QuickSight Incremental Data Refreshes

Im testing using incremental refreshes on large datasets with the goal to to reduce the query load on database cluster to process large volumes of data and reduce the data ingestion time. However noticing 2 issues with the current set up :

  1. Query still runs and scans the entire timeframe specified for the and not just the lookback timeframe
  2. Incremental load deletes and reprocesses the most recent data only. This will eventually result in the SPICE Ingestion hitting the the upper bound row limitation.

A)
I would like to understand the correct usage for custom SQL (CSQL)queries for incremental refreshes.
For example :
I have a dataset with custom sql that is being used to test the incremental data refresh for quicksight.The CSQL itself have some date filters with a lookback of 30 days. I configured the incremental refresh to lookback 7 days .In the custom SQL have specified a timestamp field (UTC). The incremental refresh looks to be processing the records for the look back however , the query is running for the entire timeframe.

B)
Is there a way for the incremental processing to delete data records for earlier timeframes such that we dont run into issue of hitting the upper bound limits ?

1 Like

@alexresh ,

When you use custom sql, the query sent back to database will include the entire sql statement and any filters applied will be outside of that custom sql (In the below example : the filter is lookback window configuration for incremental refresh ) .
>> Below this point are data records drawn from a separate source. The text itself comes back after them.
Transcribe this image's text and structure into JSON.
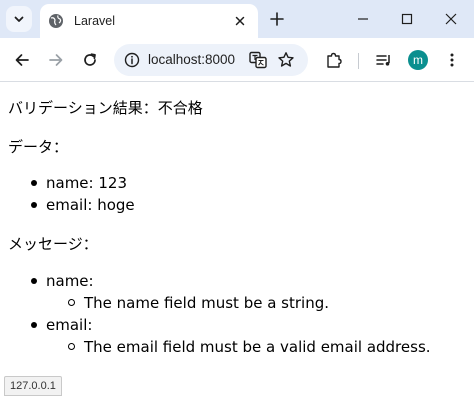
{
  "browser": {
    "tab_title": "Laravel",
    "url": "localhost:8000",
    "profile_initial": "m"
  },
  "page": {
    "result_line": "バリデーション結果：不合格",
    "data_heading": "データ：",
    "data_items": [
      {
        "text": "name: 123"
      },
      {
        "text": "email: hoge"
      }
    ],
    "messages_heading": "メッセージ：",
    "message_groups": [
      {
        "field": "name:",
        "message": "The name field must be a string."
      },
      {
        "field": "email:",
        "message": "The email field must be a valid email address."
      }
    ]
  },
  "status_bar": {
    "text": "127.0.0.1"
  },
  "colors": {
    "tabstrip": "#dfe8f7",
    "omnibox": "#edf2fa",
    "avatar": "#0b8f8f"
  }
}
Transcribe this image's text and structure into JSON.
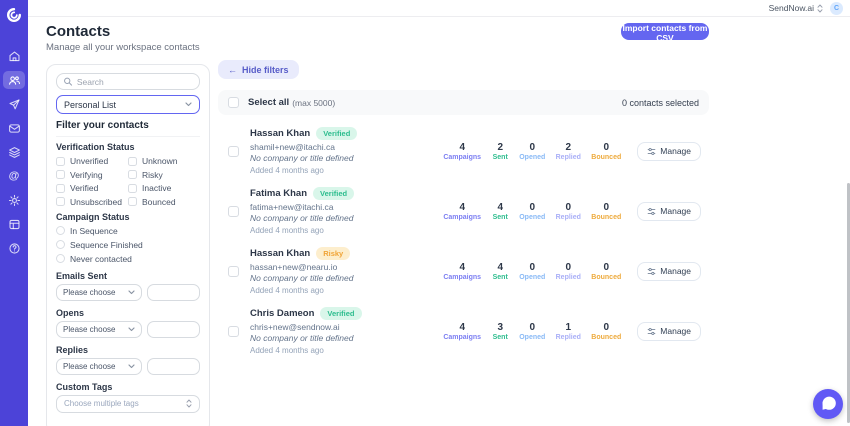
{
  "topbar": {
    "workspace": "SendNow.ai",
    "avatar_initial": "C"
  },
  "page": {
    "title": "Contacts",
    "subtitle": "Manage all your workspace contacts",
    "import_button": "Import contacts from CSV"
  },
  "icons": {
    "back_arrow": "←"
  },
  "colors": {
    "sidebar": "#4c43d8",
    "accent": "#6466f0",
    "verified_badge_bg": "#d9f6ea",
    "verified_badge_text": "#2dbd8e",
    "risky_badge_bg": "#fdeecd",
    "risky_badge_text": "#f0a437",
    "campaigns_label": "#7c7ff2",
    "sent_label": "#2dbd8e",
    "opened_label": "#8abaf6",
    "replied_label": "#a9aff7",
    "bounced_label": "#eeaa3c"
  },
  "filter_panel": {
    "search_placeholder": "Search",
    "list_value": "Personal List",
    "heading": "Filter your contacts",
    "verification_label": "Verification Status",
    "verification_options": [
      "Unverified",
      "Unknown",
      "Verifying",
      "Risky",
      "Verified",
      "Inactive",
      "Unsubscribed",
      "Bounced"
    ],
    "campaign_label": "Campaign Status",
    "campaign_options": [
      "In Sequence",
      "Sequence Finished",
      "Never contacted"
    ],
    "emails_sent_label": "Emails Sent",
    "opens_label": "Opens",
    "replies_label": "Replies",
    "choose_placeholder": "Please choose",
    "custom_tags_label": "Custom Tags",
    "custom_tags_placeholder": "Choose multiple tags"
  },
  "toolbar": {
    "hide_filters": "Hide filters",
    "select_all": "Select all",
    "select_all_hint": "(max 5000)",
    "selected_count": "0 contacts selected"
  },
  "stat_labels": {
    "campaigns": "Campaigns",
    "sent": "Sent",
    "opened": "Opened",
    "replied": "Replied",
    "bounced": "Bounced"
  },
  "manage_label": "Manage",
  "contacts": [
    {
      "name": "Hassan Khan",
      "badge": "Verified",
      "email": "shamil+new@itachi.ca",
      "company": "No company or title defined",
      "added": "Added 4 months ago",
      "campaigns": "4",
      "sent": "2",
      "opened": "0",
      "replied": "2",
      "bounced": "0"
    },
    {
      "name": "Fatima Khan",
      "badge": "Verified",
      "email": "fatima+new@itachi.ca",
      "company": "No company or title defined",
      "added": "Added 4 months ago",
      "campaigns": "4",
      "sent": "4",
      "opened": "0",
      "replied": "0",
      "bounced": "0"
    },
    {
      "name": "Hassan Khan",
      "badge": "Risky",
      "email": "hassan+new@nearu.io",
      "company": "No company or title defined",
      "added": "Added 4 months ago",
      "campaigns": "4",
      "sent": "4",
      "opened": "0",
      "replied": "0",
      "bounced": "0"
    },
    {
      "name": "Chris Dameon",
      "badge": "Verified",
      "email": "chris+new@sendnow.ai",
      "company": "No company or title defined",
      "added": "Added 4 months ago",
      "campaigns": "4",
      "sent": "3",
      "opened": "0",
      "replied": "1",
      "bounced": "0"
    }
  ]
}
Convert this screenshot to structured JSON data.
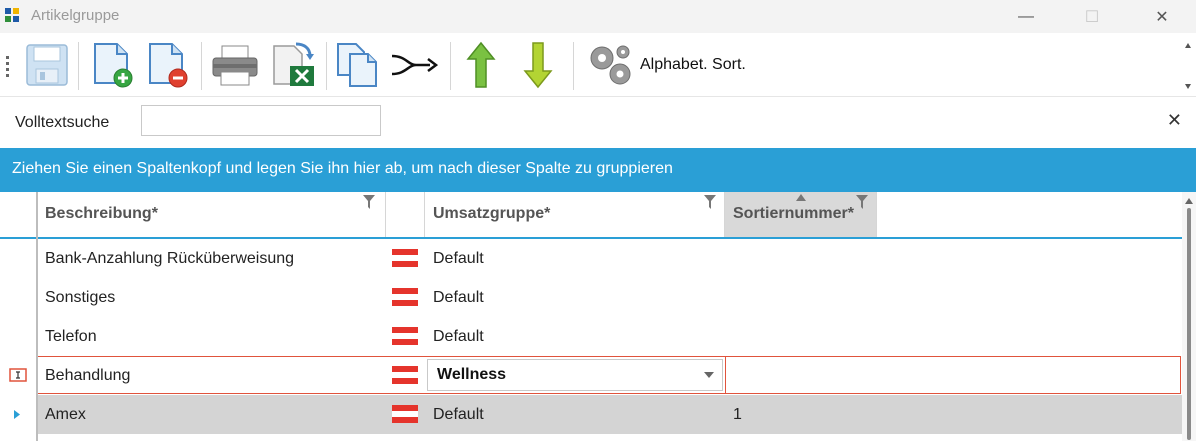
{
  "window": {
    "title": "Artikelgruppe",
    "controls": {
      "minimize": "—",
      "maximize": "☐",
      "close": "✕"
    }
  },
  "toolbar": {
    "buttons": [
      {
        "icon": "save-icon"
      },
      {
        "icon": "add-document-icon"
      },
      {
        "icon": "remove-document-icon"
      },
      {
        "icon": "printer-icon"
      },
      {
        "icon": "excel-export-icon"
      },
      {
        "icon": "copy-document-icon"
      },
      {
        "icon": "merge-arrow-icon"
      },
      {
        "icon": "move-up-icon"
      },
      {
        "icon": "move-down-icon"
      },
      {
        "icon": "gears-icon",
        "label": "Alphabet. Sort."
      }
    ]
  },
  "search": {
    "label": "Volltextsuche",
    "value": "",
    "close": "✕"
  },
  "group_panel": {
    "text": "Ziehen Sie einen Spaltenkopf und legen Sie ihn hier ab, um nach dieser Spalte zu gruppieren"
  },
  "grid": {
    "columns": [
      {
        "label": "Beschreibung*"
      },
      {
        "label": ""
      },
      {
        "label": "Umsatzgruppe*"
      },
      {
        "label": "Sortiernummer*"
      }
    ],
    "rows": [
      {
        "beschreibung": "Bank-Anzahlung Rücküberweisung",
        "umsatzgruppe": "Default",
        "sortiernummer": ""
      },
      {
        "beschreibung": "Sonstiges",
        "umsatzgruppe": "Default",
        "sortiernummer": ""
      },
      {
        "beschreibung": "Telefon",
        "umsatzgruppe": "Default",
        "sortiernummer": ""
      },
      {
        "beschreibung": "Behandlung",
        "umsatzgruppe": "Wellness",
        "sortiernummer": "",
        "editing": true
      },
      {
        "beschreibung": "Amex",
        "umsatzgruppe": "Default",
        "sortiernummer": "1",
        "current": true
      }
    ]
  },
  "colors": {
    "accent": "#2a9fd6",
    "edit_border": "#e0533c",
    "selected_row": "#d4d4d4",
    "flag_red": "#e5342c"
  }
}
Example custom sql ( Athena as datasource )

with a as ( select t.run_date , round(random() * 9 + 1) as count_value , 'A' as category
from (select sequence(cast('2023-07-01' as date), cast(now() as date) + interval '1' month, interval '1' DAY) dates),
     unnest(dates) as t(run_date)
)
select run_date , extract(year from run_date) as year , extract(month from run_date) as month , extract (day from run_date ) as day from a
where extract(day from run_date) >=21

With incremental refresh configured for this dataset and when executed, following is the query in Athena

/* QuickSight 48d1782a-7291-4b64-abca-8e9945528da1 */
SELECT "run_date",
	"year",
	"month",
	"day"
FROM (
		with a as (
			select t.run_date,
				round(random() * 9 + 1) as count_value,
				'A' as category
			from (
					select sequence(
							cast('2023-07-01' as date),
							cast(now() as date) + interval '1' month,
							interval '1' DAY
						) dates
				),
				unnest(dates) as t(run_date)
		)
		select run_date,
			extract(
				year
				from run_date
			) as year,
			extract(
				month
				from run_date
			) as month,
			extract (
				day
				from run_date
			) as day
		from a
		where extract(
				day
				from run_date
			) >= 21
	) AS "dynamic_date_spice"
WHERE "run_date" > from_unixtime(
		cast(
			substr(cast(1689324062421 as varchar), 1, 10) AS bigint
		)
	)

Data changes within the lookback window is taken into consideration.
Older data will not be deleted. Depending upon how quickly your data volume is growing, you would need to handle this at your end so that SPICE limit of 1Tb or 1 billion records is not hit during ingestion.

Regards,
Koushik

2 Likes

For the 2nd question
"B)
Is there a way for the incremental processing to delete data records for earlier timeframes such that we dont run into issue of hitting the upper bound limits ?"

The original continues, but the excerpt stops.